= Junior Dagar Brothers =

Pair of Indian singers of the classical dhrupad genre (1900s)

The Junior Dagar Brothers were Nasir Zahiruddin (1933–1994) and Nasir Faiyazuddin (1934–1989), a pair of Indian singers of the classical dhrupad genre. They were the 19th generation of an unbroken chain of the Dagar vani Dhrupad tradition. Their father, vocalist Nasiruddin Khan, died in 1936, and consequently they learned dhrupad from their elder brothers, the Senior Dagar Brothers, Nasir Moinuddin Dagar and Nasir Aminuddin Dagar.

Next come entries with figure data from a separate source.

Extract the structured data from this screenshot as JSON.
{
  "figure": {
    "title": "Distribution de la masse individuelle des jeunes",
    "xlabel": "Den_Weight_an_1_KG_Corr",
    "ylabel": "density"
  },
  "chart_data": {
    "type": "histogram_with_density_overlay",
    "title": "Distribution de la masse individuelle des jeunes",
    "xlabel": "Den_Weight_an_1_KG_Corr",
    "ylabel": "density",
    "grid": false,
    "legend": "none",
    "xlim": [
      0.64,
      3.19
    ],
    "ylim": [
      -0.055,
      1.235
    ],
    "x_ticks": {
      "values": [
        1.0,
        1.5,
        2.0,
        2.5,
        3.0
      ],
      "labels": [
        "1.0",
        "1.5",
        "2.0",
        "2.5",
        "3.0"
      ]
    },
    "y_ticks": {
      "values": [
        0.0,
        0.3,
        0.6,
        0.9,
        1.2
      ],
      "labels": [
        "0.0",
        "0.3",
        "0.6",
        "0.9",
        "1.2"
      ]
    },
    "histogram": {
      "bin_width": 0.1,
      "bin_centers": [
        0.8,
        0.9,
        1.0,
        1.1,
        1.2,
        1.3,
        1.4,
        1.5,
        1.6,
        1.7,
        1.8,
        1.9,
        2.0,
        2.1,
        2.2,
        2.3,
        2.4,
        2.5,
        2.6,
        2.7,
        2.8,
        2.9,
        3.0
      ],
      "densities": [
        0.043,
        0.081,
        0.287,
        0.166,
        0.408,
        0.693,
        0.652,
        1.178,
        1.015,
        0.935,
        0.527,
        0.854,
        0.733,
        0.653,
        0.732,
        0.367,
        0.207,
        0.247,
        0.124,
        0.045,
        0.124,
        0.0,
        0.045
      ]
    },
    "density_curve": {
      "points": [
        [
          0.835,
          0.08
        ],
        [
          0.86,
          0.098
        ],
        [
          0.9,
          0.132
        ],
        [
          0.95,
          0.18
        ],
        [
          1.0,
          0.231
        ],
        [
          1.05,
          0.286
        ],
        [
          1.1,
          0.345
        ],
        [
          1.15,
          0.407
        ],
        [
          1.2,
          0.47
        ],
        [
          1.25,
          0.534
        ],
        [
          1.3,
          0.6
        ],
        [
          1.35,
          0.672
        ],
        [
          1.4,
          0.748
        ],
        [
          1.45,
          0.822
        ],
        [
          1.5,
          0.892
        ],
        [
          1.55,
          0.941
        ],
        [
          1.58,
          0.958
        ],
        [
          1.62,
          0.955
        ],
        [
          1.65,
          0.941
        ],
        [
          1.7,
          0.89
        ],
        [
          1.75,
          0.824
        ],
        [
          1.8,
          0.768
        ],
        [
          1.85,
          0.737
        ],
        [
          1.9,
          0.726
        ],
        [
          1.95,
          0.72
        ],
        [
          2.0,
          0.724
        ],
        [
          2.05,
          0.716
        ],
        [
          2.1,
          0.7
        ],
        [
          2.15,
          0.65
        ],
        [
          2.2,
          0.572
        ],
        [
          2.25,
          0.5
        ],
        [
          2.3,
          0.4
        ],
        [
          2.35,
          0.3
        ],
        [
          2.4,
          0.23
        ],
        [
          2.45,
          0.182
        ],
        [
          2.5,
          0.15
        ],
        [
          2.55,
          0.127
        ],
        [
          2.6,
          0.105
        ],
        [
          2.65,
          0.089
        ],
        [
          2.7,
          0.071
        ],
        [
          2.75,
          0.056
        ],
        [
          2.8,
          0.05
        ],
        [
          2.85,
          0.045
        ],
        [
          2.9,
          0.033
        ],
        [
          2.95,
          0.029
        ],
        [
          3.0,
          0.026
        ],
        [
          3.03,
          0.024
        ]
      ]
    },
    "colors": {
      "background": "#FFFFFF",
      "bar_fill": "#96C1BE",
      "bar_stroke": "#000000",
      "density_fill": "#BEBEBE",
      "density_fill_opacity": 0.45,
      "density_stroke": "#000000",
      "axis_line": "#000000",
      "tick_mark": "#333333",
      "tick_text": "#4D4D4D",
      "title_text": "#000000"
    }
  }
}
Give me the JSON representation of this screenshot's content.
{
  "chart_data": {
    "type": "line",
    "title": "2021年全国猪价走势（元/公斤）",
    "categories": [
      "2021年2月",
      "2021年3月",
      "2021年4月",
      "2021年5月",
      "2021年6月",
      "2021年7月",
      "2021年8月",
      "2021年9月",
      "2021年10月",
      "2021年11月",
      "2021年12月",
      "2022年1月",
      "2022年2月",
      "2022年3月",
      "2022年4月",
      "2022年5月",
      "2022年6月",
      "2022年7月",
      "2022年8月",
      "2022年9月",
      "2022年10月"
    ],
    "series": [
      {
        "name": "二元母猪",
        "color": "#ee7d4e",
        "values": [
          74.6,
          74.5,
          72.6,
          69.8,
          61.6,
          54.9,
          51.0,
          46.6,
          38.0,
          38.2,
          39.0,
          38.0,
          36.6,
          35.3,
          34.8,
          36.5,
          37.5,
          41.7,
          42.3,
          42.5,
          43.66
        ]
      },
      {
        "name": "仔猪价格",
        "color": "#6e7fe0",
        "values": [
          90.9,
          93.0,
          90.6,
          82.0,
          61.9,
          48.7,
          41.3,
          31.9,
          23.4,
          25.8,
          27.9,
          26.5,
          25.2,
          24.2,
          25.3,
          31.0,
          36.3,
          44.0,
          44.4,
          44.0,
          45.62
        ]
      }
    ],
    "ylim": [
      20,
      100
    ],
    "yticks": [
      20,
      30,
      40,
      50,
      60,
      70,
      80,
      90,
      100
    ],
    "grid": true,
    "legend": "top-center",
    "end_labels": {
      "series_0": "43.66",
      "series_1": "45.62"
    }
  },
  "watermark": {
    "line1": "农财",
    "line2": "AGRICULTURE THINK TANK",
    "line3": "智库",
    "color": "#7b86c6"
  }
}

The brothers were born in Indore, Madhya Pradesh. Their musical career unfolded in Delhi. After the untimely demise of Nasir Moinuddin Dagar in Calcutta in 1967 they became the only pair carrying on the jugalbandi singing. The Dagar Brothers took Dhrupad to Europe, America and Japan. In India they formed the Dhrupad Society to popularise Dhrupad, inviting exponents from all gharanas to share their platform. They also trained many students, including Faiyaz Wasifuddin Dagar, the son of Nasir Faiyazuddin Dagar.

In May 2023, Wasifuddin Dagar claimed that the song "Veera Raja Veera" Ponniyin Selvan: II (2023) with music by A.R. Rehman had been adapted from a 1978 Dhrupad composition by the Junior Dagar Brothers without attribution. The Supreme Court in its judgment in February 2026 gave the direction to add the following line in the song credits: “Composition inspired from the Dagarwani tradition Dhrupad, first recorded as Shiv Stuti by late Ustad Nasir Faiyazuddin Dagar and Ustad Nasir Zahiruddin Dagar, popularly known as Junior Dagar brothers."